Calculate the solutions: \(\sin \theta = \frac{-1 + \sqrt{5}}{2}\) and \(\sin \theta = \frac{-1 - \sqrt{5}}{2}\). Given that the range of \(\sin \theta\) is \([-1, 1]\), only \(\sin \theta = \frac{-1 + \sqrt{5}}{2} \) is valid.

- Find \(\theta \)

Using the valid \(\sin \theta\) value, solve for \(\theta\) in the interval \(0 < \theta \leq 2 \pi\). Use the arcsin function: \(\theta = \arcsin \left( \frac{-1 + \sqrt{5}}{2} \right)\) and \(\theta = \pi - \arcsin \left( \frac{-1 + \sqrt{5}}{2} \right)\). Calculate the numerical values for \(\theta\).

- Numerical approximation

Approximate the solutions to the nearest hundredth. Using a calculator: \(\theta \approx 0.61 \) and \(\theta \approx 2.53\).

Key concepts

quadratic formula

The quadratic formula is a powerful tool for solving quadratic equations. A quadratic equation is generally in the form \(ax^2 + bx + c = 0\), where \(a\), \(b\), and \(c\) are constants. The quadratic formula helps to find the values of \(x\) that satisfy the equation. The formula is represented as: \( x = \frac{-b \pm \sqrt{b^2 - 4ac}}{2a}\).

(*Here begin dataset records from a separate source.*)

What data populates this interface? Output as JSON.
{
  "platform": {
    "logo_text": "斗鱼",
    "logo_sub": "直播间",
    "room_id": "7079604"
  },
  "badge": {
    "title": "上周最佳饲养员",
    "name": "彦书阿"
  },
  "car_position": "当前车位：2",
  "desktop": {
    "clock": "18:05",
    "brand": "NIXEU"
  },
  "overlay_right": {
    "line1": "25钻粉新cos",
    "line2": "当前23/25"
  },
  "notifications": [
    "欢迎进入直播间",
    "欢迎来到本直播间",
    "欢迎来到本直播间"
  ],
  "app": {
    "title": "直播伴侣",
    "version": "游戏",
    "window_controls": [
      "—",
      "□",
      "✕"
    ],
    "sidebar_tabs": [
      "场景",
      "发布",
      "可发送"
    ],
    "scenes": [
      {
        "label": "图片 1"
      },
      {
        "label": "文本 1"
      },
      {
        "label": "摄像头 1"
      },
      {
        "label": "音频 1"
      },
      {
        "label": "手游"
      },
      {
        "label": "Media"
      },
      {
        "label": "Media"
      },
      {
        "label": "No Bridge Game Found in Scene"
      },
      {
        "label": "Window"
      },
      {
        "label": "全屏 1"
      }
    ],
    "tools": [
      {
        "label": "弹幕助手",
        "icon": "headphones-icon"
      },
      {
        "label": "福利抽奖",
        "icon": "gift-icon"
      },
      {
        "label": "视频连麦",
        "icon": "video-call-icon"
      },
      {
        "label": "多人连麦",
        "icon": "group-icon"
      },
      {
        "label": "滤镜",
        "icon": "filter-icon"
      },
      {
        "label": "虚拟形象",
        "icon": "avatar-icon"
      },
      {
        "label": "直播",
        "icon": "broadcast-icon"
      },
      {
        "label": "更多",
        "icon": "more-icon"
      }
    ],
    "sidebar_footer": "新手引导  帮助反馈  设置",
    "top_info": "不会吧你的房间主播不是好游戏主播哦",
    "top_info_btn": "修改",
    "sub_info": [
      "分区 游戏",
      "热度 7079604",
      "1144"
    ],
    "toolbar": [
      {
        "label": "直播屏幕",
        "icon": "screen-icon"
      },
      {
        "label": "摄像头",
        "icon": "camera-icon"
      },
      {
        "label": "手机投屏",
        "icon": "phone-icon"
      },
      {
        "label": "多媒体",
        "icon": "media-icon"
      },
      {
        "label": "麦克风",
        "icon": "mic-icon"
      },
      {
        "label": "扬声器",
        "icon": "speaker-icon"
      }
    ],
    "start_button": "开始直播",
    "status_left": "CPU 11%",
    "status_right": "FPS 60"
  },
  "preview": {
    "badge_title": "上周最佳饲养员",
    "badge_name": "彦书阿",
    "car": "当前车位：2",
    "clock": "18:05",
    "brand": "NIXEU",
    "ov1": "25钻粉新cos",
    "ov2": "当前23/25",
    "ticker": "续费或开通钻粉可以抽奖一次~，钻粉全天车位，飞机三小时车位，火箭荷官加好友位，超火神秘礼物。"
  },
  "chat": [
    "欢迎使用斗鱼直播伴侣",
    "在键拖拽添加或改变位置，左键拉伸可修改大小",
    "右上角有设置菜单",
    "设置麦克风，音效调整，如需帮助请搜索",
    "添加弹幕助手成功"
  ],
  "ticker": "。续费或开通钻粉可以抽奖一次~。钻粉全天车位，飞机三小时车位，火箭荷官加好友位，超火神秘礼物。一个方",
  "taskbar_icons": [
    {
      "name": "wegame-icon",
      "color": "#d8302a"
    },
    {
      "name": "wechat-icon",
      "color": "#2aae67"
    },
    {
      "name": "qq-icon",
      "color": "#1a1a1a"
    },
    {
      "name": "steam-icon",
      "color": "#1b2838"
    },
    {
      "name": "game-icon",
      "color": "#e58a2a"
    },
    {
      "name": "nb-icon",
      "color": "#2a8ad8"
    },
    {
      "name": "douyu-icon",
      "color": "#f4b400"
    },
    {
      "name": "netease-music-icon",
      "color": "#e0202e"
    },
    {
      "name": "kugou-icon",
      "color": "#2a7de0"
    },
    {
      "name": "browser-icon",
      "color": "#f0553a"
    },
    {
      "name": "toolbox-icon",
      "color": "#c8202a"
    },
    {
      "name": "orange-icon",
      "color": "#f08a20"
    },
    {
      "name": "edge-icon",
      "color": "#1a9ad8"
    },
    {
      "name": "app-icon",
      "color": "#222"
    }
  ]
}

In our equation, \(\text{sin}^2 \theta + \text{sin} \theta - 1 = 0\), we can identify \(a = 1\), \(b = 1\), and \(c = -1\). Plugging these into the quadratic formula, we get two potential solutions for \(\text{sin} \theta\): \(\text{sin} \theta = \frac{-1 + \sqrt{5}}{2}\) and \(\text{sin} \theta = \frac{-1 - \sqrt{5}}{2}\). Since \(\text{sin} \theta\) must be within the interval \([-1, 1]\), only the first value is valid.

trigonometric functions

Trigonometric functions are fundamental in understanding angles and their relationships in geometry. The key functions include \(\text{sin} ( \theta )\), \(\text{cos} ( \theta )\), and \(\text{tan} ( \theta )\). In this context, we solved an equation involving \(\text{sin} (\theta)\). Importantly, the sine function gives the ratio of the opposite side to the hypotenuse in a right-angle triangle. Knowing the value of \(\text{sin} (\theta)\) enables us to find \(\theta\) within given intervals using \(\text{arcsin}\), which is the inverse sine function that helps to determine the angle when its sine value is known.

interval notation

Interval notation is a way of writing subsets of the real number line. It is especially useful in describing the set of values of \(\theta\) we need. For our purposes, we only consider \(\theta\) within the range \(0 < \theta \text{leq} 2 \text{pi}\). This interval describes angles between \(0\) and \(2 \text{pi}\) but not including \(0\), signifying a complete cycle in the unit circle. This ensures we capture all possible angles within one full rotation around the circle where the solution may lie.

numerical solutions

Numerical solutions involve approximating values when exact figures are complex. In our solution, we calculated the angles \(\theta\) using numerical methods or a calculator. \(\text{sin} \theta = \frac{-1 + \sqrt{5}}{2}\) approximates to \(0.61\) and \(\text{pi} - \arcsin \left( \frac{-1 + \sqrt{5}}{2} \right)\) approximates to \(2.53\). Such approximations are practical, especially when exact answers are irrational numbers, ensuring that answers are easy to read and understand while maintaining sufficient accuracy for practical use.